Room 5: Isabel Bishop1976 Isabel Bishop - published by E. P. Dutton
This illustration was created by Isabel Bishop, an American artist who illustrated predominantly working women and students in New York from the 1930s to the 1970s. Bishop was known for her realistic style and her portrayal of the characters in the novel are honest and sensitive. Instead of creating a lighter, idealistic, even magical illustration (as we have seen in previous editions) she focused on the reality of a simple interaction. This 1976 edition includes 30 character illustrations.

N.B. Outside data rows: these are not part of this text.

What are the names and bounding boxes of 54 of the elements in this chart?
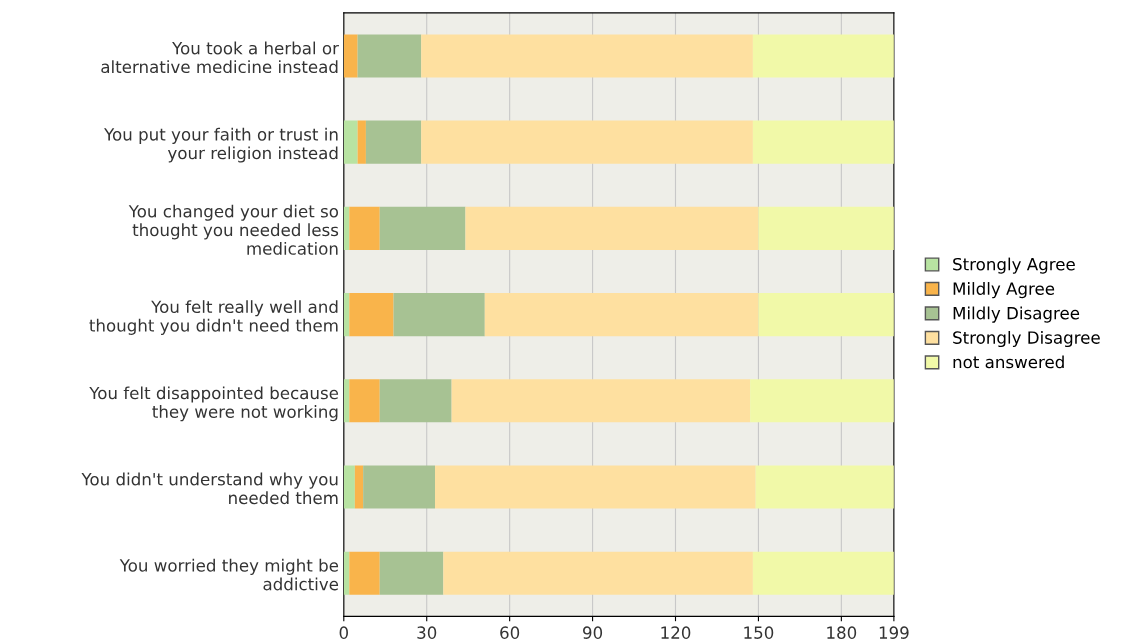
- bar: [758, 206, 894, 250]
- bar: [750, 379, 894, 423]
- bar: [349, 551, 380, 595]
- bar: [343, 34, 358, 78]
- legend-label: not answered: [953, 355, 1064, 369]
- x-tick-label: 90: [583, 626, 603, 639]
- bar: [484, 293, 759, 337]
- bar: [421, 34, 753, 78]
- bar: [343, 551, 350, 595]
- y-tick-label: You felt really well and thought you didn't need them: [89, 300, 338, 335]
- legend-label: Strongly Agree: [953, 257, 1075, 274]
- bar: [363, 465, 436, 509]
- bar: [451, 379, 751, 423]
- bar: [343, 293, 350, 337]
- bar: [465, 206, 759, 250]
- y-tick-label: You didn't understand why you needed them: [81, 472, 338, 505]
- bar: [343, 379, 350, 423]
- y-tick-label: You worried they might be addictive: [119, 558, 339, 591]
- x-tick-label: 180: [827, 626, 857, 639]
- bar: [421, 120, 753, 164]
- x-tick-label: 60: [500, 626, 520, 639]
- bar: [758, 293, 894, 337]
- y-tick-label: You took a herbal or alternative medicine instead: [101, 41, 339, 74]
- bar: [755, 465, 894, 509]
- bar: [349, 293, 394, 337]
- bar: [349, 206, 380, 250]
- y-tick-label: You changed your diet so thought you needed less medication: [128, 204, 339, 255]
- bar: [357, 120, 366, 164]
- bar: [393, 293, 485, 337]
- bar: [379, 379, 452, 423]
- bar: [752, 551, 894, 595]
- bar: [365, 120, 422, 164]
- bar: [752, 120, 894, 164]
- x-tick-label: 0: [339, 626, 348, 639]
- bar: [443, 551, 753, 595]
- bar: [435, 465, 756, 509]
- bar: [343, 465, 355, 509]
- legend-label: Mildly Agree: [953, 282, 1055, 299]
- bar: [354, 465, 364, 509]
- legend-label: Mildly Disagree: [953, 306, 1080, 323]
- y-tick-label: You felt disappointed because they were not working: [89, 386, 339, 422]
- bar: [379, 206, 466, 250]
- bar: [343, 120, 358, 164]
- bar: [379, 551, 444, 595]
- x-tick-label: 199: [879, 626, 909, 639]
- y-tick-label: You put your faith or trust in your religion instead: [104, 127, 338, 163]
- x-tick-label: 30: [417, 626, 437, 639]
- x-tick-label: 120: [661, 626, 691, 639]
- legend-label: Strongly Disagree: [953, 330, 1100, 348]
- bar: [343, 206, 350, 250]
- bar: [752, 34, 894, 78]
- bar: [357, 34, 422, 78]
- bar: [349, 379, 380, 423]
- x-tick-label: 150: [744, 626, 774, 639]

Bishop’s artistic medium for E. P. Dutton’s new edition of Pride & Prejudice was black ink wash. Used heavily, it creates thick lines such as those on the back of Elizabeth’s dress, showing the folds in the fabric. Mixed with water, the ink could create the soft blending effect you can see in the trees in the background.
‘These drawings, for Pride and Prejudice, aim only to declare my own particular delight in the book – they are not trying the impossible task of embellishing an already complete and perfect work!
But my involvement in this undertaking has to do, also, with my feelings – wildly presumptuous – that in Jane Austen’s handling of the writer’s problem, certain minor factors relate (at the greatest possible distance) to my own efforts as an artist over fifty years’
– Jane Austen, ‘Pride & Prejudice’ (E. P. Dutton, 1976) Afterword by Elizabeth Bishop pp.415-16
Bishop also highlights a key point, ‘… while she [Austen] gives you the immediate social context of her characters, she is silent about the wider context (you don’t know the general economic situation, or that England was at war)’
It can be argued that this is why Bishop chose to illustrate her drawings in a realistic way, so they remained true to the context of the time period.